HOP members sang their marching song to the tune of Popeye the Sailor, and handed out bread and butter in front of Krassó’s former workplace, the Csepel Works. The action was a moderate success; news footage shows that the workers disapproved of a non-worker ranting about workers’ interests, as well as of the fact that Krassó’s anti-Sovietism had little to do with their daily livelihood problems. According to photographs preserved at Blinken OSA, the HOP event on August 20, 1989, did not move larger crowds either. Here, they demanded a Gypsy television, and staged the National Round Table Negotiations (the talks between opposition parties and the Hungarian Socialist Workers’ Party), in a fairground spectacle. The latter revolved around a character representing the standard of living, which had nothing to do but sink; and for 5 HUF, visitors could throw balls at the puppets impersonating leading (Communist as well as opposition) politicians.

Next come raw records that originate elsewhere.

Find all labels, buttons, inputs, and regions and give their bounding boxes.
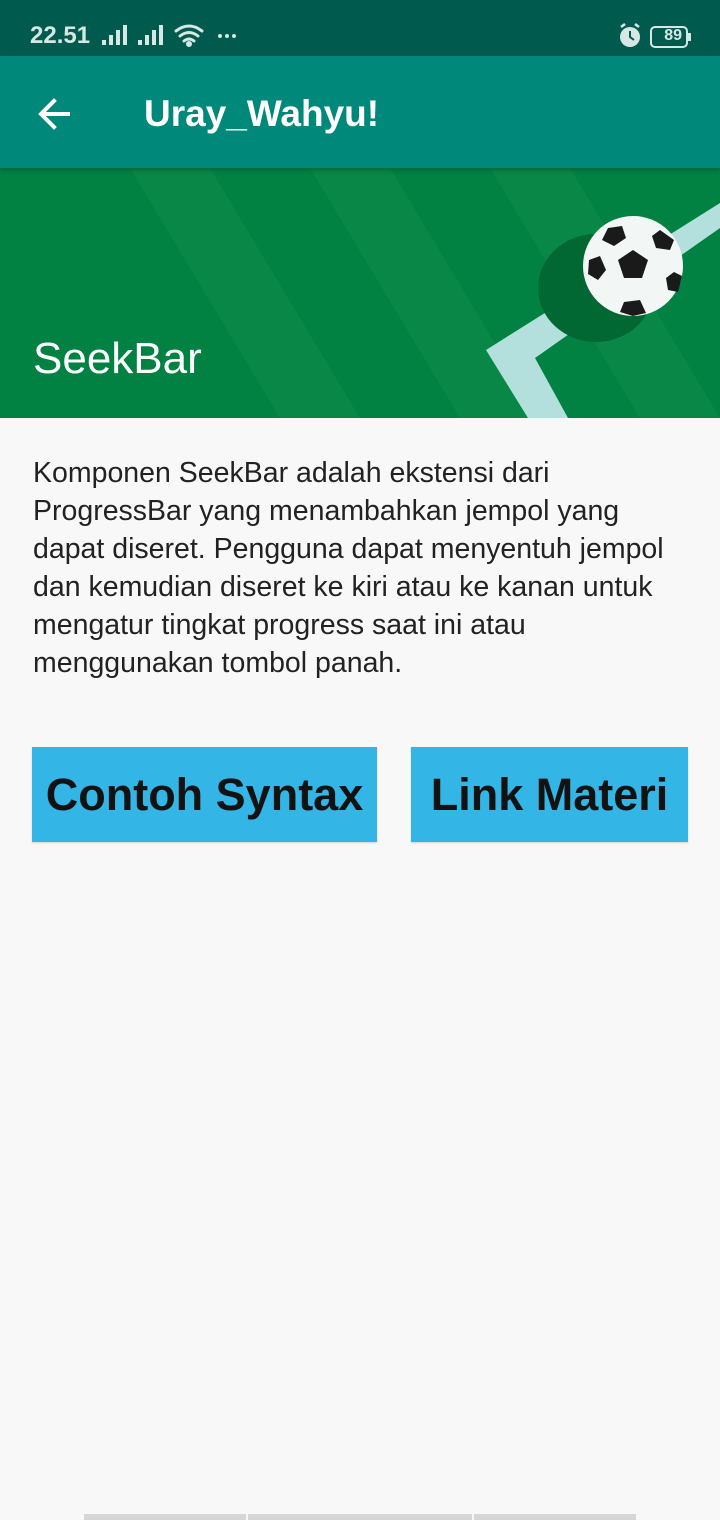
wifi-icon [174, 24, 204, 47]
signal-icon [102, 25, 127, 45]
signal-icon [138, 25, 163, 45]
link-materi-button[interactable]: Link Materi [411, 747, 688, 842]
status-bar: 22.51 89 [0, 0, 720, 56]
contoh-syntax-button[interactable]: Contoh Syntax [32, 747, 377, 842]
nav-handle-left[interactable] [84, 1514, 246, 1520]
status-time: 22.51 [30, 22, 91, 49]
soccer-ball-icon [583, 216, 683, 316]
nav-handle-right[interactable] [474, 1514, 636, 1520]
battery-level: 89 [664, 27, 682, 44]
alarm-icon [620, 23, 640, 47]
banner-title: SeekBar [33, 334, 202, 383]
arrow-left-icon [38, 98, 70, 130]
nav-handle-center[interactable] [248, 1514, 472, 1520]
more-icon [218, 34, 236, 38]
description-text: Komponen SeekBar adalah ekstensi dari Pr… [33, 457, 664, 679]
toolbar-title: Uray_Wahyu! [144, 93, 380, 134]
header-banner: SeekBar [0, 168, 720, 418]
app-toolbar: Uray_Wahyu! [0, 56, 720, 168]
back-button[interactable] [28, 86, 84, 142]
status-icons [102, 24, 236, 47]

Krassó became truly famous after he renamed the street named since 1968 after Ferenc Münnich, who had played an decisive role in post-1956 repression, to its former name, and also organized the removal of the statue of Münnich on Honvéd Square. These actions brought together all the characteristics of Krassó’s politics around 1989. Firstly, the Hungarian October Party was rather Krassó’ss one-man party, and its affairs were Krassó’s personal affairs. For instance, the Ferenc Münnich Street was renamed not only because of the political legacy of its namesake (many streets named after communist politicians could have been found), but also because Krassó happened to live on that very street. Secondly, these events can easily be seen as re-enactments of his own 1945–1956 political activism, from toppling statues to agitating in factory gates; as if Krassó in 1989 reached back to his own former tools. Thirdly, Krassó’s actions were more angry rants against the regimes before and after 1989, than attempts at building a popular force out of the losers of those regimes. Although Krassó, a bohemian and extroverted plebeian leftist commuting between Budapest and London, was sharply and accurately critical of the Hungarian regime change, he was unable to organize “his people,” so that the Hungarian October Party would be “the party of the street” not only in its name and program.

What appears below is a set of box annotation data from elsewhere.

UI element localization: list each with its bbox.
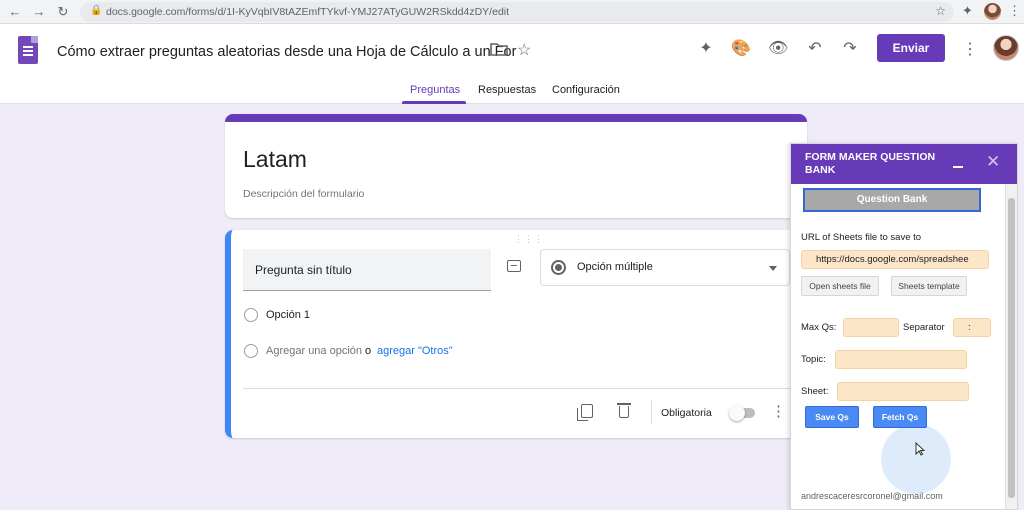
sheets-template-button[interactable]: Sheets template: [891, 276, 967, 296]
or-text: o: [365, 345, 372, 357]
option-1-text[interactable]: Opción 1: [266, 309, 310, 321]
browser-menu-icon[interactable]: ⋮: [1008, 3, 1021, 19]
undo-icon[interactable]: ↶: [805, 39, 825, 59]
folder-icon[interactable]: [490, 42, 508, 56]
question-more-icon[interactable]: ⋮: [771, 402, 786, 420]
topic-label: Topic:: [801, 354, 826, 365]
divider: [243, 388, 803, 389]
click-ripple: [881, 424, 951, 494]
chevron-down-icon: [769, 266, 777, 271]
addon-body: Question Bank URL of Sheets file to save…: [791, 184, 1005, 509]
user-avatar[interactable]: [993, 35, 1019, 61]
tab-preguntas[interactable]: Preguntas: [410, 84, 460, 96]
google-forms-logo-icon[interactable]: [18, 36, 38, 64]
delete-icon[interactable]: [617, 403, 631, 418]
add-image-icon[interactable]: [507, 260, 521, 272]
question-type-select[interactable]: Opción múltiple: [540, 249, 790, 286]
url-label: URL of Sheets file to save to: [801, 232, 922, 243]
add-option-link[interactable]: Agregar una opción: [266, 345, 362, 357]
open-sheets-button[interactable]: Open sheets file: [801, 276, 879, 296]
back-icon[interactable]: ←: [6, 3, 24, 21]
separator-label: Separator: [903, 322, 945, 333]
tab-configuracion[interactable]: Configuración: [552, 84, 620, 96]
form-title-card[interactable]: Latam Descripción del formulario: [225, 114, 807, 218]
reload-icon[interactable]: ↻: [54, 3, 72, 21]
active-tab-indicator: [402, 101, 466, 104]
question-title-text: Pregunta sin título: [255, 263, 352, 277]
sheets-url-input[interactable]: https://docs.google.com/spreadshee: [801, 250, 989, 269]
star-icon[interactable]: ☆: [517, 40, 531, 60]
required-label: Obligatoria: [661, 407, 712, 419]
question-bank-button[interactable]: Question Bank: [803, 188, 981, 212]
browser-toolbar: ← → ↻ 🔒 docs.google.com/forms/d/1I-KyVqb…: [0, 0, 1024, 24]
bookmark-star-icon[interactable]: ☆: [935, 4, 946, 18]
question-card[interactable]: ⋮⋮⋮ Pregunta sin título Opción múltiple …: [225, 230, 807, 438]
max-qs-input[interactable]: [843, 318, 899, 337]
radio-checked-icon: [551, 260, 566, 275]
forward-icon[interactable]: →: [30, 3, 48, 21]
drag-handle-icon[interactable]: ⋮⋮⋮: [514, 234, 544, 245]
max-qs-label: Max Qs:: [801, 322, 837, 333]
preview-eye-icon[interactable]: 👁: [768, 39, 788, 59]
addon-header: FORM MAKER QUESTION BANK ✕: [791, 144, 1017, 184]
redo-icon[interactable]: ↷: [840, 39, 860, 59]
palette-icon[interactable]: 🎨: [731, 39, 751, 59]
forms-header: Cómo extraer preguntas aleatorias desde …: [0, 24, 1024, 104]
add-other-link[interactable]: agregar "Otros": [377, 345, 453, 357]
addon-sidebar: FORM MAKER QUESTION BANK ✕ Question Bank…: [790, 143, 1018, 510]
radio-empty-icon: [244, 344, 258, 358]
duplicate-icon[interactable]: [577, 404, 593, 421]
minimize-icon[interactable]: [953, 166, 963, 168]
form-description[interactable]: Descripción del formulario: [243, 188, 364, 200]
addon-scrollbar[interactable]: [1005, 184, 1017, 509]
topic-input[interactable]: [835, 350, 967, 369]
browser-profile-avatar[interactable]: [984, 3, 1001, 20]
close-icon[interactable]: ✕: [986, 152, 1000, 172]
addons-puzzle-icon[interactable]: ✦: [696, 39, 716, 59]
separator-input[interactable]: :: [953, 318, 991, 337]
url-text: docs.google.com/forms/d/1I-KyVqbIV8tAZEm…: [106, 6, 510, 18]
sheet-input[interactable]: [837, 382, 969, 401]
scroll-thumb[interactable]: [1008, 198, 1015, 498]
question-title-input[interactable]: Pregunta sin título: [243, 249, 491, 291]
mouse-cursor-icon: [915, 442, 925, 456]
account-email: andrescaceresrcoronel@gmail.com: [801, 491, 943, 501]
question-type-label: Opción múltiple: [577, 261, 653, 273]
radio-empty-icon: [244, 308, 258, 322]
document-title[interactable]: Cómo extraer preguntas aleatorias desde …: [57, 44, 516, 60]
required-toggle[interactable]: [729, 405, 755, 421]
tab-respuestas[interactable]: Respuestas: [478, 84, 536, 96]
address-bar[interactable]: 🔒 docs.google.com/forms/d/1I-KyVqbIV8tAZ…: [80, 2, 954, 22]
divider: [651, 400, 652, 424]
addon-title: FORM MAKER QUESTION BANK: [805, 151, 936, 176]
send-button[interactable]: Enviar: [877, 34, 945, 62]
more-options-icon[interactable]: ⋮: [962, 39, 978, 59]
fetch-qs-button[interactable]: Fetch Qs: [873, 406, 927, 428]
lock-icon: 🔒: [90, 5, 103, 16]
save-qs-button[interactable]: Save Qs: [805, 406, 859, 428]
form-title[interactable]: Latam: [243, 146, 307, 173]
sheet-label: Sheet:: [801, 386, 829, 397]
extensions-icon[interactable]: ✦: [962, 3, 973, 19]
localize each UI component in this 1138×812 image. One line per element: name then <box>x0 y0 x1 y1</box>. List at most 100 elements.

Banner of the Hungarian October Party, “the party of the street,” above Falk Miksa Street (leading to the Hungarian Parliament).

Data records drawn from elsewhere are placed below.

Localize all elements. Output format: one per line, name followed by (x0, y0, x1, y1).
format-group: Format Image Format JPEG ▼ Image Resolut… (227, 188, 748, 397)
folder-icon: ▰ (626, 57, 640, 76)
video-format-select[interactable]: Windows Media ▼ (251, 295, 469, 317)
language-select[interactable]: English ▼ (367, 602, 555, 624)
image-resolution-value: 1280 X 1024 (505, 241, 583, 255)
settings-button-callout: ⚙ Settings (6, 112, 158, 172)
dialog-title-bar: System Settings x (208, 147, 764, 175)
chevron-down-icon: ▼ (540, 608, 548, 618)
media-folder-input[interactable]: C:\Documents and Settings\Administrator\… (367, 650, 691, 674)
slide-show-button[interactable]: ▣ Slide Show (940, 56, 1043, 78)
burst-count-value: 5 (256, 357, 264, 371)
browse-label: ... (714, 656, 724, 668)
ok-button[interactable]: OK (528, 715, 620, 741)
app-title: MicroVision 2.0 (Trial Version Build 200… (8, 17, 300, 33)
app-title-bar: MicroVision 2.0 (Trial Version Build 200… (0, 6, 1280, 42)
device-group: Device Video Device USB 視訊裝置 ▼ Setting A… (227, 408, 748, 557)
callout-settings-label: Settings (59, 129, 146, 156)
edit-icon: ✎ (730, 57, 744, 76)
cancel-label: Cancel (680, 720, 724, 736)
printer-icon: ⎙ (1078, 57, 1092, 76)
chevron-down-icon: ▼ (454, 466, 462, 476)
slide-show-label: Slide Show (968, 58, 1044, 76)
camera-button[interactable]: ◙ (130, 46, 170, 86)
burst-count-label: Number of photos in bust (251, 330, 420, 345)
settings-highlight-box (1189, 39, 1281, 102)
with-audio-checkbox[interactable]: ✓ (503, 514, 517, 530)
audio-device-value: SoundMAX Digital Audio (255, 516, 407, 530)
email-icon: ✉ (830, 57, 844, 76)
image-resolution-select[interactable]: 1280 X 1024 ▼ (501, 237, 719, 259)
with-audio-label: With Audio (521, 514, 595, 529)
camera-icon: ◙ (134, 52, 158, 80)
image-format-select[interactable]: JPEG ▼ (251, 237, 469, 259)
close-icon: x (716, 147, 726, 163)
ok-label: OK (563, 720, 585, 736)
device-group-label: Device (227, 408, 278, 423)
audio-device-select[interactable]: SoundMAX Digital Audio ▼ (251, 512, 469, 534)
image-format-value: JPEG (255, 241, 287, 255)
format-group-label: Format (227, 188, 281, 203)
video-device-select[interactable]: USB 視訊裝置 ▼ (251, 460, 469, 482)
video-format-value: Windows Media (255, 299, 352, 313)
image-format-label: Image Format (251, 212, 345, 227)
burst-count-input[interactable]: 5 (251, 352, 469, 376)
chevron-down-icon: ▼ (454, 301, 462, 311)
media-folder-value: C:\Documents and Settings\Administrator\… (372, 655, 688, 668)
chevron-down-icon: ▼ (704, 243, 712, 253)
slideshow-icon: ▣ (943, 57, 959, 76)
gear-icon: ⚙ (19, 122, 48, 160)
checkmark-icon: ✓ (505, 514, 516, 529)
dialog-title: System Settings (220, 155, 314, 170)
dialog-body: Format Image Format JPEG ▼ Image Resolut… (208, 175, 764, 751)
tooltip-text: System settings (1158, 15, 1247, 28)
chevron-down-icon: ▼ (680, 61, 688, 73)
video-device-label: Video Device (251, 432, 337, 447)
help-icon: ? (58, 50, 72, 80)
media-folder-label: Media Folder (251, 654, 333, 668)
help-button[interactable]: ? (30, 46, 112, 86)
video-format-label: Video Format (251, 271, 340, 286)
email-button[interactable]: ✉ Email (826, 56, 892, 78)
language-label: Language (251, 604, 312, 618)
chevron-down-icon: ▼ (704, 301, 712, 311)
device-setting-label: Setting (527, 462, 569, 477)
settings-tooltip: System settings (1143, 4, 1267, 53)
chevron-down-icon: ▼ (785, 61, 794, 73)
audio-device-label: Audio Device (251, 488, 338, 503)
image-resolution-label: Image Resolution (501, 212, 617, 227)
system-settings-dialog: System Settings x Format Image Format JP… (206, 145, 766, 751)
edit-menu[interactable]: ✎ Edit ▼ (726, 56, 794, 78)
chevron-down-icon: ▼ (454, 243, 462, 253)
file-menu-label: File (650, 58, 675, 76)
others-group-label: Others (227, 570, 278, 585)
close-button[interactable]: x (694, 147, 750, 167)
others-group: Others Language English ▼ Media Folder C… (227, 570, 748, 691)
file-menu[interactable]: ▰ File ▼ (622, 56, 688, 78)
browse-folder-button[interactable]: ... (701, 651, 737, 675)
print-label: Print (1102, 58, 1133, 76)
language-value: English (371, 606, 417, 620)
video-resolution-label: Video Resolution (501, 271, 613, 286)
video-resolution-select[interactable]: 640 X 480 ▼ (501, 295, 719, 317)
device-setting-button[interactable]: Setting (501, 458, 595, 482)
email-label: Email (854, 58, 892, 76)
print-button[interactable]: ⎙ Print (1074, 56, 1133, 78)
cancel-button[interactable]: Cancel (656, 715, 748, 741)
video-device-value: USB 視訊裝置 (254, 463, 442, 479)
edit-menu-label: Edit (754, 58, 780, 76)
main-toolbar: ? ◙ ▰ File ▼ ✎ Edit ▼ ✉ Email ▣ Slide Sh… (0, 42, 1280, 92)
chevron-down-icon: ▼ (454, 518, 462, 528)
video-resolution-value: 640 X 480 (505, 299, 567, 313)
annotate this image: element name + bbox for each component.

(HU OSA 440 Éva Kapitány’s Photo Archive, under processing at Blinken OSA)

Already during the regime change period, Krassó stood by the losers of the transition, and against the elites before and after 1989; behind his loudly proclaimed anti-Communism, a Leftist anger was at work. When, after a series of heart attacks, he passed away in 1991, his funeral was attended by those he could not organize. As Ferenc Kőszeg said that day, in the midst of the reparations debates following 1989, “Those who came were primarily . . . those who were hardly interested in the reparation issue, because they never had anything to take away from them, neither in 1938 nor in 1949.”